New England Travel

5 Reasons to Visit Newburyport

Market Square in Newburyport. Handout

The historic coastal city of Newburyport is situated 35 miles north of Boston in Essex County, Massachusetts, on the southern bank of the Merrimack River where it pours into the Atlantic Ocean. It has a population of about 17,000.

Never been there? Here are five reasons to visit.

The history. Newburyport was first settled by European immigrants in 1635 as part of “Newberry Plantation,’’ which is now Newbury. Newburyport became a separate town from Newbury in 1764, and a city in 1851. The seafaring city prospered from maritime trade. It boasts connections to presidential figures such as George Washington (he once spent the night at the Tracy Mansion on State Street in what is now the Newburyport Public Library), John Quincy Adams (he lived at Mrs. Leather’s boarding house on State Street), and Franklin Pierce (he discovered he was nominated for the presidency while staying on Fruit Street).


The charm. Newburyport has always been charming — even in the winter (as you can see from these 1860 photos of folks strolling the streets). It is still the perfect place to go for a stroll. The Federalist mansions, Colonial and Victorian houses, waterfront boardwalk, white churches with steeples reaching to the sky, and centuries-old shops decorated by colorful hanging baskets offer a serene backdrop to art galleries, eclectic shops, restaurants, museums, al fresco dining, lively nightlife, and more.

The shopping. Market Square, State Street, Pleasant Street, Merrimac Landing, and adjoining streets such as Inn Street (one of the area’s earliest streets) are full of fine art, home decor, clothing, imported specialties, books, cafes, boutiques, antiques, and more.

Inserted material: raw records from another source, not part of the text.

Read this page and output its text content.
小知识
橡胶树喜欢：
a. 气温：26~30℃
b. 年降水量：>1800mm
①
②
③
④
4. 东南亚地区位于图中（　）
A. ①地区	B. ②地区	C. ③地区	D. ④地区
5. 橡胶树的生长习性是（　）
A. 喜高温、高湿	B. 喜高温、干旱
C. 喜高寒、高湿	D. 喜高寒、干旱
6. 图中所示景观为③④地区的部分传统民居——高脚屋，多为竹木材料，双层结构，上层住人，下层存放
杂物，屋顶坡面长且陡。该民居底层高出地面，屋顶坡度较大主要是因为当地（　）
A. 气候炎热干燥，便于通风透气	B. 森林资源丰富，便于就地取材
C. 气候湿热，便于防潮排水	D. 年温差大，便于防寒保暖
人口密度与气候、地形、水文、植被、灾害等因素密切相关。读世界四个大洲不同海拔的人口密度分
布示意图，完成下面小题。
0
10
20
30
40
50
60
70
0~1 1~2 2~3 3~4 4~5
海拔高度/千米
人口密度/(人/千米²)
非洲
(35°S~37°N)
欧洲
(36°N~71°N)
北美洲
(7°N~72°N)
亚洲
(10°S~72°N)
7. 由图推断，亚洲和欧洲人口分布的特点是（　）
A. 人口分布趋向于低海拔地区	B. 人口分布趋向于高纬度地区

The Tannery Marketplace is a restored mill building that houses a variety of shops and services. Oldies Marketplace is an enormous barn full of antiques and oddities. See a full list of Newburyport’s businesses at the Great Newburyport Chamber of Commerce & Industry site.

Plum Island. This 11-mile long island off the shore of Newburyport offers miles of beautiful beaches. Sandy Point State Reservation is a 77-acre park on the southern tip of Plum Island that is perfect for walking, beachcombing, fishing, and birding. Parker River National Wildlife Refuge is home to more than 800 species of birds, plants, and animals. And don’t forget to check out the historic Newburyport Harbor Light lighthouse, erected in 1788.


The architecture. If you love architecture, you can feast on plenty of it in Newburyport. The Newburyport Preservation Trust outlines the many types you will see — from the First Period, Georgian, Federal, and Greek Revival styles of early American domestic architecture to examples of late 19th century and early 20th century styles such as Victorian and Shingle style, Arts & Crafts Tudor, Colonial Revival, and American Four-Square.